In Que Viva Mexico!, Day of the Dead reveals how revolutionary potential lurks in the present moment—within every sugar skull, at the bottom of every cup of pulque, in between every musical chord. Although the conflation of the “masculine” and the “feminine” seen in “Soldadera” is still far from the transcendence of such categories, the episode indicates a desire to move towards a better, more equitable future. What exactly this future will look like is not entirely certain, but the film suggests that it most definitely will not resemble those class and gender positions that constituted the bulk of “Maguey.”

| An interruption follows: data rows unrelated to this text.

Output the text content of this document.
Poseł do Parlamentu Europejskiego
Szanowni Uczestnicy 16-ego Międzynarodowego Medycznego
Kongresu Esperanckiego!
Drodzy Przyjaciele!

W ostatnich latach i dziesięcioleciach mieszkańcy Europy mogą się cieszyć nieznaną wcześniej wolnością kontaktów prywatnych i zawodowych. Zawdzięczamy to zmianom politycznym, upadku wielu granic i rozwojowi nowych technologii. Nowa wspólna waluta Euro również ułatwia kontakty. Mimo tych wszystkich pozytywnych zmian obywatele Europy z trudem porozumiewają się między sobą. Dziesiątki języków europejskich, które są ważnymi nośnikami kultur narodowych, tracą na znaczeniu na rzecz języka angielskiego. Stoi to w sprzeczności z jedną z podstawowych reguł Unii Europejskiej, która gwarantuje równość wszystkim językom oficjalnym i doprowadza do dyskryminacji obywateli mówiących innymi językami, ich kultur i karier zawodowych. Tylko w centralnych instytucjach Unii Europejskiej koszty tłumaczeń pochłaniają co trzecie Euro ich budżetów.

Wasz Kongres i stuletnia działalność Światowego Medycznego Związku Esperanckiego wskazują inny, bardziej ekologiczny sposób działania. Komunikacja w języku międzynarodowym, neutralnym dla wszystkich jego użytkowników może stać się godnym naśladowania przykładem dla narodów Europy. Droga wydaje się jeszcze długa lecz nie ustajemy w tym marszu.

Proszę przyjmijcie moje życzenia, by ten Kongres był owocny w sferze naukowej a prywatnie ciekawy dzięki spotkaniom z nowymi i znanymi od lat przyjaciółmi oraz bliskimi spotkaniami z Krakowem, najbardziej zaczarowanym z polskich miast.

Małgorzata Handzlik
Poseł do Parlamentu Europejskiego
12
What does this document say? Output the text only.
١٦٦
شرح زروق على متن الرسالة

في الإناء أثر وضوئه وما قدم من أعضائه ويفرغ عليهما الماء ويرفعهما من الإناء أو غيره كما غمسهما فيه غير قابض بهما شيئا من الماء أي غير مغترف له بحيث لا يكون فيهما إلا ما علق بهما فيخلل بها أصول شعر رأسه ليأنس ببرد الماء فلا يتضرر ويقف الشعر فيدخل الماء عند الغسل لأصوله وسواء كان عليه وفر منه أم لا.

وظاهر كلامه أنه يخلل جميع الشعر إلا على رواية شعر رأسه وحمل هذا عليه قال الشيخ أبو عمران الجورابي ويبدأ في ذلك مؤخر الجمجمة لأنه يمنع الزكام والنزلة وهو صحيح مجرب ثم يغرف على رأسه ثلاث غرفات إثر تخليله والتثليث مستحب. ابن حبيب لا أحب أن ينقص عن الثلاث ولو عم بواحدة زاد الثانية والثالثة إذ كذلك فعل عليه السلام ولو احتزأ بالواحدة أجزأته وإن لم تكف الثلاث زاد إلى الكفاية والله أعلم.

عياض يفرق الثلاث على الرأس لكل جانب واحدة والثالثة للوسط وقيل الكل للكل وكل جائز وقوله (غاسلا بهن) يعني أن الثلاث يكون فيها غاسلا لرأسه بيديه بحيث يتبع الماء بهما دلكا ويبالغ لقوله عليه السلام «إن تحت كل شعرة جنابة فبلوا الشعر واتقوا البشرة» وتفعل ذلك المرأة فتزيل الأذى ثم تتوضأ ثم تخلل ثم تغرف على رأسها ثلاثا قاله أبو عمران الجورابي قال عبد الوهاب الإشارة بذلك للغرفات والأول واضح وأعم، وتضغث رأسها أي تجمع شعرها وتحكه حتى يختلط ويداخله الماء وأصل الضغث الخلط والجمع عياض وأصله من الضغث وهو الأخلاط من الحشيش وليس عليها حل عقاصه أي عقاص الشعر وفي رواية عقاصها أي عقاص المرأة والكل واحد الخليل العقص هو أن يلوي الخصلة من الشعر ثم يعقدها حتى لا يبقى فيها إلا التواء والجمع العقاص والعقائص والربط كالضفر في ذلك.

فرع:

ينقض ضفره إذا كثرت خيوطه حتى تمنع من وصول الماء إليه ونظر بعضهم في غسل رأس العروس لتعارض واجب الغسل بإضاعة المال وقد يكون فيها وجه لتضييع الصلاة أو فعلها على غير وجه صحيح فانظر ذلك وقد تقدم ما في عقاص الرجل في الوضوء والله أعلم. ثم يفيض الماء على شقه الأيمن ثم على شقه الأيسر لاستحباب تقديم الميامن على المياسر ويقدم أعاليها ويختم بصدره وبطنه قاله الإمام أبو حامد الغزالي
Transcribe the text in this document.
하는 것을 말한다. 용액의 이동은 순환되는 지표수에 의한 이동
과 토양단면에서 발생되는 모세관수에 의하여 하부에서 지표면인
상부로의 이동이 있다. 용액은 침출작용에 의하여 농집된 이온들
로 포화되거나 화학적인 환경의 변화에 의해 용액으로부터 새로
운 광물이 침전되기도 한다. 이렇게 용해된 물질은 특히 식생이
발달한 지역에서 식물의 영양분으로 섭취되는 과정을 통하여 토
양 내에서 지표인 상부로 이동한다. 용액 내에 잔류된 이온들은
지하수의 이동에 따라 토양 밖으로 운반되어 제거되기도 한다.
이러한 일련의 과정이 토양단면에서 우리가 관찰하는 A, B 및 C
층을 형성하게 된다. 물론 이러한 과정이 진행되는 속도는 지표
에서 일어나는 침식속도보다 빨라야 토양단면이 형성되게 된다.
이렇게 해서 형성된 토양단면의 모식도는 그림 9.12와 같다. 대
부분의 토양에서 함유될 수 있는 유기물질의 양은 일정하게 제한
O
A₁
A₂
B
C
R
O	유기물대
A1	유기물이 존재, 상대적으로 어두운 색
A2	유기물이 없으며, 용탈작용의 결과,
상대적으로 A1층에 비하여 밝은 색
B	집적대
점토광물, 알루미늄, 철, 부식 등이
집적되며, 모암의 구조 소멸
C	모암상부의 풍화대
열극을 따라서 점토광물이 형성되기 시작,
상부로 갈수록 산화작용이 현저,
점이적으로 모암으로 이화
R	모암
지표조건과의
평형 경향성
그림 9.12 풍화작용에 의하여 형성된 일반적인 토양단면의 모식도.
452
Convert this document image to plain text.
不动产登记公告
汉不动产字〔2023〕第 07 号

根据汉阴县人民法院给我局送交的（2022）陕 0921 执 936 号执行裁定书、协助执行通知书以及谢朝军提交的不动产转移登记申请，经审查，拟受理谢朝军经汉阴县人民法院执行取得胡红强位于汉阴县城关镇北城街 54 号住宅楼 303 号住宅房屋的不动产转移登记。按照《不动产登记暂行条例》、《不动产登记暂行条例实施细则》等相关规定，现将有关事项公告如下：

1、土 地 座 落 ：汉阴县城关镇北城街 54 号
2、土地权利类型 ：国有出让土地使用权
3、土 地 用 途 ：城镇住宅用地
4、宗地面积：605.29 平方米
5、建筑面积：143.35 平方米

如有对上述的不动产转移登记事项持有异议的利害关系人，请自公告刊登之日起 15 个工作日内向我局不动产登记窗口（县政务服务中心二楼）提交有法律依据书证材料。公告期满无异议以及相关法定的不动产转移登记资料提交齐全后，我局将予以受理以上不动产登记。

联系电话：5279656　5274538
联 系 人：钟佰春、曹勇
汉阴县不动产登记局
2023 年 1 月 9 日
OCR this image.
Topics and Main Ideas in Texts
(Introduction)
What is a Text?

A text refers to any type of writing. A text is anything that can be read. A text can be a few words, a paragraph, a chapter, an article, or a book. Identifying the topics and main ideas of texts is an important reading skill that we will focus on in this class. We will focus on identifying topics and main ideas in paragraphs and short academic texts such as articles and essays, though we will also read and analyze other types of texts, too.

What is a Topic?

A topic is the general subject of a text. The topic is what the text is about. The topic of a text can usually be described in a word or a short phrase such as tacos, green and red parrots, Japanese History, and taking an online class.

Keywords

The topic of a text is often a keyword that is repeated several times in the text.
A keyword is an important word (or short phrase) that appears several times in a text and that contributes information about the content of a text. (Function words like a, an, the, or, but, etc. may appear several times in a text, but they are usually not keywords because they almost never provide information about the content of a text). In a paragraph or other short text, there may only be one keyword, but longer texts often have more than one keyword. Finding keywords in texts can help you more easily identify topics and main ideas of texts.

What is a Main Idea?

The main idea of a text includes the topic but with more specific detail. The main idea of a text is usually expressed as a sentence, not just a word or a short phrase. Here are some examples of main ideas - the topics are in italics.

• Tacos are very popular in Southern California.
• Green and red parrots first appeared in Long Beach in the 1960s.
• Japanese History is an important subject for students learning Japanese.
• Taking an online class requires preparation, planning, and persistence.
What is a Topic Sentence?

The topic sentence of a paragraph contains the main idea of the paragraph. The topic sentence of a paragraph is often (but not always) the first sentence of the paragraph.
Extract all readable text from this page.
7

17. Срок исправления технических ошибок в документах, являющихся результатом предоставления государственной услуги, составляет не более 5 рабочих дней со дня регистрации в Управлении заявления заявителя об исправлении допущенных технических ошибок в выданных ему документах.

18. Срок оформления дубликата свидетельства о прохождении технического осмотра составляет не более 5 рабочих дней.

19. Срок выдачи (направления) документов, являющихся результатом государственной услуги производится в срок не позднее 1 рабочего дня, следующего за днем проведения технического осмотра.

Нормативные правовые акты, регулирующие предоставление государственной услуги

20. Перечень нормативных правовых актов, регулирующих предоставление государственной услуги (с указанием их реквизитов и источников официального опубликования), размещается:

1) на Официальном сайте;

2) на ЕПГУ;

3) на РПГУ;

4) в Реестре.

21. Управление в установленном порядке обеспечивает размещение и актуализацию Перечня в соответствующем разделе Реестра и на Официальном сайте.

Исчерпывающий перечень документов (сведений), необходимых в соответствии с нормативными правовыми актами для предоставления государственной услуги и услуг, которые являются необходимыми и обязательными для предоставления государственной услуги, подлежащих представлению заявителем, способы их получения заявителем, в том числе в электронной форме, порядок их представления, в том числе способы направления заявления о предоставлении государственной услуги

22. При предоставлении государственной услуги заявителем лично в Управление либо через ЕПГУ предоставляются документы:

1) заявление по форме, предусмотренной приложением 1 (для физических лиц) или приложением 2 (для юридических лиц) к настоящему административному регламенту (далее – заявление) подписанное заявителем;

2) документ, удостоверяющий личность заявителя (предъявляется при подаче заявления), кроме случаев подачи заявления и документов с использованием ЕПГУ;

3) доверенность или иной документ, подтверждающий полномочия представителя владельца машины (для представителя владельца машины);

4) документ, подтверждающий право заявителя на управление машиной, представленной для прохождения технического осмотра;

As we can see from my close analysis of Que Viva Mexico!, U.S. Left film critics were correct in asserting the importance of montage in their columns since it did indeed offer a more complex and radical structure for Eisenstein’s film than Hollywood continuity editing could provide. As stated before, when Upton Sinclair and Sol Lesser released Thunder Over Mexico, Left film critics denounced it as reducing the complexity of the original film into “a single unconnected romantic story” by making “Maguey” into Thunder Over Mexico’s central focus rather than having it be only one of six episodes as Eisenstein intended. Although “Maguey” is a pivotal episode in Que Viva Mexico! in that it suggests the emergence of revolutionary perception and consciousness, it is still only a brief episode in the overall film. Thunder, therefore, tends to over-individuate the episode into a melodramatic structure between “good” peons and a “bad” hacendado without accounting for the wider socio-historical processes that led to the forms of exploitation that we witness. And in regards to gender issues, the male gaze that Que Viva Mexico! represents and questions is no longer understood within Thunder as historically class-contingent, but it is established as a transhistorical gendered norm. Because alternative socio-economic structures and looking-relations are not addressed (as the episodes of “Sanduga” and “Soldadera” would have done), the masculine gaze is unproblematically naturalized.